We have created a Python package bayesint which calculates two types of credible interval for the ratio of beta distributions. We used the package to calculate the credible intervals of the relative risk of subjects innoculated or not being attacked by cholera and highlighted the strengths of our package compared with other available options. We believe our implementation to be a useful tool for analysis of 2×2 contingency tables.
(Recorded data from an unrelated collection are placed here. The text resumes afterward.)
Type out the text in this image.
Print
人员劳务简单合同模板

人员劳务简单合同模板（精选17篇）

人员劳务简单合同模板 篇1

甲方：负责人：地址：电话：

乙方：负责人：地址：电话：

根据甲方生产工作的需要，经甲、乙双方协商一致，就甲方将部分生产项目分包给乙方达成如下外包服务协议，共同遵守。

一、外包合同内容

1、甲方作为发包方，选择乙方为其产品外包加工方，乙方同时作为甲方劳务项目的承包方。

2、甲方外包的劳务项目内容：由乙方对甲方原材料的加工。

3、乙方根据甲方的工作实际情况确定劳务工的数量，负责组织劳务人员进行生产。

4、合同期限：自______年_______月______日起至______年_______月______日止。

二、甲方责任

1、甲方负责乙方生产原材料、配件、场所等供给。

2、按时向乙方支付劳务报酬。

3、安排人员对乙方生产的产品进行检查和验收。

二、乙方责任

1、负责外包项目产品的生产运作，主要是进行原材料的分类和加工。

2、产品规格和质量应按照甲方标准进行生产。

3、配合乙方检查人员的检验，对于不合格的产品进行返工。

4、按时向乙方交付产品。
Implementation and architecture

The bayesint package is freely available at GitHub (https://github.com/PublicHealthEngland/bayesint) and through the PyPI index of Python packages (pypi.org/project/bayesint). This manuscript concerns bayesint version 1.0.3, the package’s documentation will be updated if future versions have different requirements.

Quality control

bayesint is extensively tested in Python 2.7.14 and also functions in Python 3.5.5 and Python 3.6.6.

(2) Availability

Operating system

Any operating system where Python 2.7.14 or better or 3.5.5 or better with the dependencies enumerated below are installed. In practice this includes all three major operating systems (Linux/Unix, Windows 7 or better and Mac OS/OS X 10.6 or newer) together with a number of smaller platforms.

Programming language

Python 2.7.14, 3.5.5 and 3.6.6.

Additional system requirements

This software has no particularly unusual system requirements and should operate on any typical desktop machine produced in the last five years. The calculations are CPU bound so the greater the single thread performance of the machine the more swiftly the computations will complete.

Dependencies

bayesint uses the following Python packages which are installed when bayesint is installed:

  • SymPy ≥ 1.1.1 [] A library for symbolic mathematics used to calculate the densities and distributions used in our credible intervals.
  • SciPy ≥ 0.19.1 []. A library used for scientific computing used to obtain a χ2 distribution for testing and to minimise the functions considered in the credible intervals.
  • NumPy ≥ 1.13.3 []. A library with high-level mathematical functions used for vectorising our SymPy function prior to minimisation.
  • mpmath ≥ 0.19 []. A library for arbitrary floating point arithmetic used in the minimisation. It is loaded through SymPy.

Software location

Archive

  • Name: PyPI
  • Persistent identifier: pypi.org/project/bayesint
  • Licence: Open Government Licence 3.0
  • Publisher: Public Health England
  • Version published: 1.0.3
  • Date published: 11/04/2019

Code repository

Language

English

(3) Reuse potential

We broadly outline the reuse potential of this software in the discussion section of this work but as a recapitulation this package permits the calculation of credible intervals wherever 2×2 type contingency table data appear in science. With the additional benefit that prior knowledge may be incorporated into this estimate in a truly Bayesian manner. Issues and feedback about the software can be provided by users through the GitHub issue logging system.